Jason Fichtner is a senior research fellow at the Mercatus Center at George Mason University. Jacob Feldman is a research analyst at the Mercatus Center at George Mason University. They are the authors of a new study, "Taxing Marriage: Microeconomic Behavioral Responses to the Marriage Penalty and Reforms for the 21st Century."
Some sociologists claim that marriage improves the lives of couples and their children, yet the number of married adults in the United States has declined by more than 20 percentage points since 1960. While the reasons for this decline vary, for many, the U.S. tax code discourages marriage. Even among households with equal earnings, the tax code penalizes some marriages while others receive a bonus. Bonuses predominantly occur among married single-earner households while marriage penalties mostly occur among two-earner couples. However, marriage penalties are growing as more women are employed. These penalties could be eliminated by allowing people to choose between filing taxes jointly with their spouses or as single-earners. The existence of marriage penalties and bonuses create three socially undesirable consequences.
First, marriage penalties are regressive, leading to cohabitation among the poorest of society instead of encouraging marriage and family stability. In particular, marriage penalties are assessed against low-income families receiving the Earned Income Tax Credit, or EITC. The EITC provides tax breaks to working lower-income taxpayers based on the number of qualified children and is phased-out as household income rises. Two non-married workers receiving the EITC could actually see their after-tax income decrease if they married. For example, the phase-out of the EITC for two non-married workers with two children potentially begins at $34,180 while the EITC for the married couple begins decreasing at $22,300. Although the decision to marry shouldn't be based on money, the reality and stress of making ends meet may drive low-income workers to not marry and even drive some marriages into divorce. Whether tax policy should encourage marriage or not is open to debate. But, at the very least, the tax code should not penalize marriage.
Second, the marriage penalty and bonus promote unfairness among households with the same income. A single-earner household with an annual income of $60,000 could receive a $3,465 marriage bonus using the standard deduction, while a two-earner household with annual incomes of $30,000 each could receive a marriage penalty of $1,083. For many middle-class families, the tax brackets for married couples filing jointly for any given tax rate is roughly twice the amount as a non-married worker, thereby subjecting more income to a lower tax rate. However, as more women have pursued careers over the last 40 years, the percentage of households with two-earners increased from 34 to 77 percent. More two-worker marriages now face a choice between staying married and having lower household income due to the marriage penalty or divorce and increased take home pay.
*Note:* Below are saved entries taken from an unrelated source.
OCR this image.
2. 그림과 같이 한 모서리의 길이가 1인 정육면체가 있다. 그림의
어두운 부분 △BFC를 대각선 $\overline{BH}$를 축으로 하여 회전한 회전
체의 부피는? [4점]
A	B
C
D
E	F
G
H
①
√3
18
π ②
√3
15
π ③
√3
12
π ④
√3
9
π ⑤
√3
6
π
Third, while some may wish to promote marriage with tax bonuses, there are economic costs to consider. For married couples receiving bonuses, a stay-at-home spouse is discouraged from returning to work if he or she desires to do so. Traditionally, the marriage bonus was thought as compensating stay-at-home moms for their work in the home. Today, instead of entering the labor force where the first dollar of income is subject to the lowest tax rate of 10 percent for a single filer, joint income filing requires a stay-at-home mom to return to the labor force at a tax rate subject to the husband's next marginal dollar of income—for example, a 25 percent tax rate if the husband has $60,000 of taxable income. Although married individuals have the option of filing separate tax returns, filing under the tax status "married filing separately" imposes limits on tax deductions, narrower tax brackets, and higher marginal tax rates.
Today, the United States is only one of seven developed countries with joint income filing for married couples. Ideally, marriage should be treated in a tax neutral manner from a financial and labor perspective. At a minimum, married taxpayers should be given the freedom to choose which tax status is best for them. Granting married taxpayers the choice to file as married or single would at least eliminate the marriage penalty and end the tension between financial wealth and marital status.